As such, there are various things I have found that need to be done with the results:

  • remove stop word prefixes
  • detect and remove various punctuation that precedes or suffixes
  • remove possessive forms
  • removal plurals

In some instances, the solution to the above are rather trivial post processing. For others, such as plural forms, it is often hard to understand, without use of some ontology, whether a plural form is the correct form (e.g., Kubernetes is always plural).

Co-occurrence Graphs via Property Graphs

An interesting graph to generate is the co-occurrence of two entities. Generating this graph is issue of counting a storing the uses of terms within a resource (e.g., a blog post) and then querying for their co-occurrence. Keeping track of which resource url uses what entity is essential.

We can create a simple graph with a node for the resource and node for each entity. An edge between these will indicate usage and a property on that edge for the use count.

For example, the resource https://www.milowski.com/journal/entry/2020-01-17T12:43:00-08:00/ contains the entities and counts:

Graphs : 1, {'NORP'}
Cypher : 1, {'PERSON'}
Redis Labs : 1, {'ORG'}
RedisGraph : 1, {'ORG'}

and we can turn this into the following Cypher:

MERGE (a:BlogPosting { url : 'https://www.milowski.com/journal/entry/2020-01-17T12:43:00-08:00/'})
MERGE (e0:Entity { text : 'Graphs'})
MERGE (a)-[u0:uses]->(e0)
SET u0.count = 1
MERGE (e1:Entity { text : 'Cypher'})
MERGE (a)-[u1:uses]->(e1)
SET u1.count = 1
MERGE (e2:Entity { text : 'Redis Labs'})
MERGE (a)-[u2:uses]->(e2)
SET u2.count = 1
MERGE (e3:Entity { text : 'RedisGraph'})
MERGE (a)-[u3:uses]->(e3)
SET u3.count = 1

Once we have inserted nodes and edges for every blog post, we can count the uses of an entity across all the blog posts:

MATCH (a:BlogPosting)-[u:uses]->(e:Entity) RETURN e.text, count(a), sum(u.count)

We can also find the co-occurrences of terms and compute various counts:

MATCH (e1:Entity)<-[u1:uses]-(a)-[u2:uses]->(e2:Entity)
WHERE e1 <> e2
RETURN e1.text, e2.text, count(a), sum(u1.count), sum(u2.count)

The full code example that does this is available here.

Using RedisGraph

We can run the whole process and load the data into RedisGraph for analysis.
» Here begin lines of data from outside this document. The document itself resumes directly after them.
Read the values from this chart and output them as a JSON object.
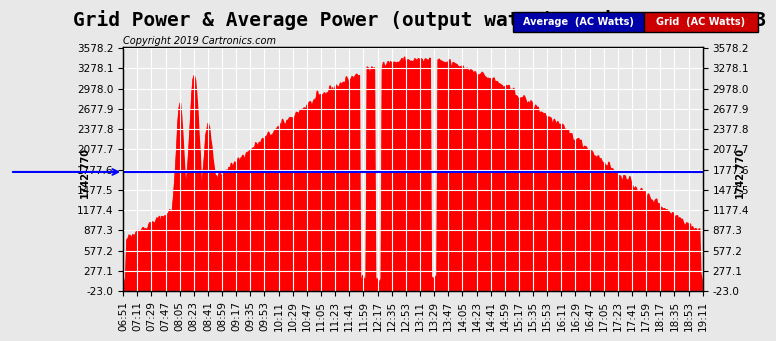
{
  "title": "Grid Power & Average Power (output watts)  Fri Mar 22 19:13",
  "copyright": "Copyright 2019 Cartronics.com",
  "average_value": 1742.77,
  "y_min": -23.0,
  "y_max": 3578.2,
  "y_ticks": [
    -23.0,
    277.1,
    577.2,
    877.3,
    1177.4,
    1477.5,
    1777.6,
    2077.7,
    2377.8,
    2677.9,
    2978.0,
    3278.1,
    3578.2
  ],
  "x_labels": [
    "06:51",
    "07:11",
    "07:29",
    "07:47",
    "08:05",
    "08:23",
    "08:41",
    "08:59",
    "09:17",
    "09:35",
    "09:53",
    "10:11",
    "10:29",
    "10:47",
    "11:05",
    "11:23",
    "11:41",
    "11:59",
    "12:17",
    "12:35",
    "12:53",
    "13:11",
    "13:29",
    "13:47",
    "14:05",
    "14:23",
    "14:41",
    "14:59",
    "15:17",
    "15:35",
    "15:53",
    "16:11",
    "16:29",
    "16:47",
    "17:05",
    "17:23",
    "17:41",
    "17:59",
    "18:17",
    "18:35",
    "18:53",
    "19:11"
  ],
  "background_color": "#e8e8e8",
  "plot_bg_color": "#e8e8e8",
  "fill_color": "#ff0000",
  "line_color": "#ff0000",
  "avg_line_color": "#0000ff",
  "grid_color": "#ffffff",
  "left_ylabel": "1742.770",
  "right_ylabel": "1742.770",
  "legend_avg_color": "#0000aa",
  "legend_grid_color": "#cc0000",
  "title_fontsize": 14,
  "tick_fontsize": 7.5,
  "label_fontsize": 8
}
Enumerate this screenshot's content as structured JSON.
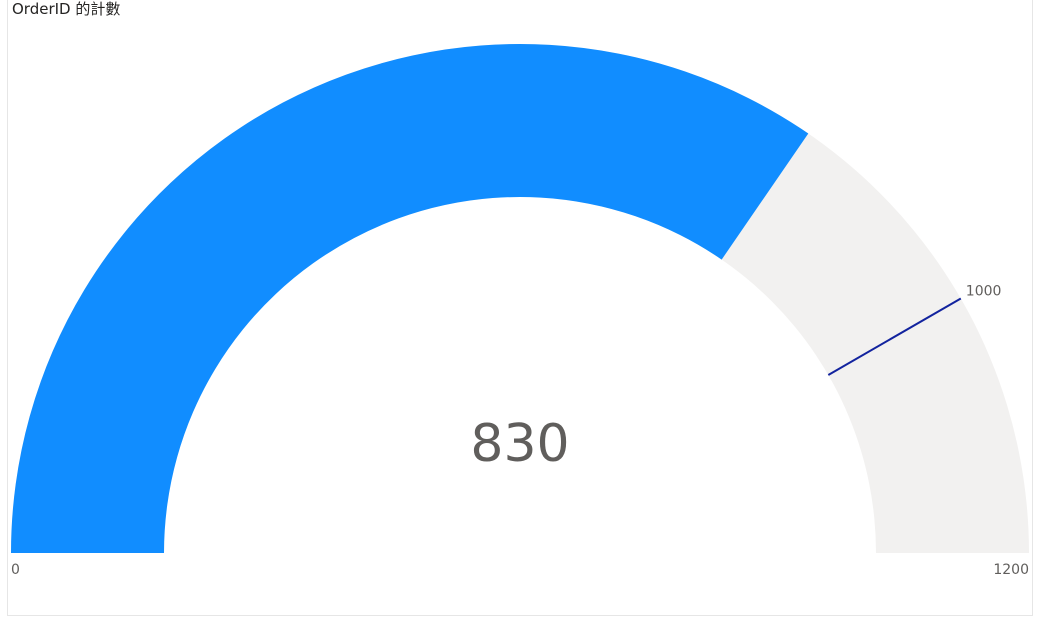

RedisGraph provides an implementation of the Cypher query language and allows you to store property graphs along side other data structures in Redis.

You can start an instance of RedisGraph via docker:

docker run -p 6379:6379 redislabs/redisgraph:2.0.1

We can then run the analysis code on my website via this list of urls:

pip install redis redisgraph
cat urls.txt | python analyze.py --load --show-query

This will load the posts and entities into the database into a graph called test.

We can then run the Redis CLI against the instance and query:

docker run -it --rm redis redis-cli -h host.docker.internal
host.docker.internal:6379> graph.query test 'match (a:BlogPosting) return count(a)'
1) 1) "count(a)"
2) 1) 1) (integer) 46
3) 1) "Query internal execution time: 0.603200 milliseconds"

And we can list the co-occurrences ordered by count:

host.docker.internal:6379> graph.query test 'match (e1:Entity)<-[u1:uses]-(a)-[u2:uses]->(e2:Entity) where e1<>e2 return e1.text,e2.text,count(a) order by count(a) desc limit 5'
1) 1) "e1.text"
   2) "e2.text"
   3) "count(a)"
2) 1) 1) "XProc"
      2) "MarkLogic"
      3) (integer) 8
   2) 1) "MarkLogic"
      2) "XProc"
      3) (integer) 8
   3) 1) "Green Turtle"
      2) "API"
      3) (integer) 4
   4) 1) "MarkLogic"
      2) "XML"
      3) (integer) 4
   5) 1) "API"
      2) "Green Turtle"
      3) (integer) 4
3) 1) "Query internal execution time: 22.808400 milliseconds"

Visualizing Co-occurrence of Entities

Using the co-occurrence data from the query result, we can visualize the connection between entities. For example, for entities found at least twice we have the following co-occurrence graph:

If you include all the entities detected, you get the following co-occurrence graph. My favourite discoveries are entities Google Scrooge and International Talk Like a Pirate Day.

Conclusions

Detecting and harvesting named entities within text can give you insights. In my particular case, I can see that my curated keywords are just not as good as the entities discovered by analyzing the text. Within these entities are hidden gems that I'll have to expose somehow on this website.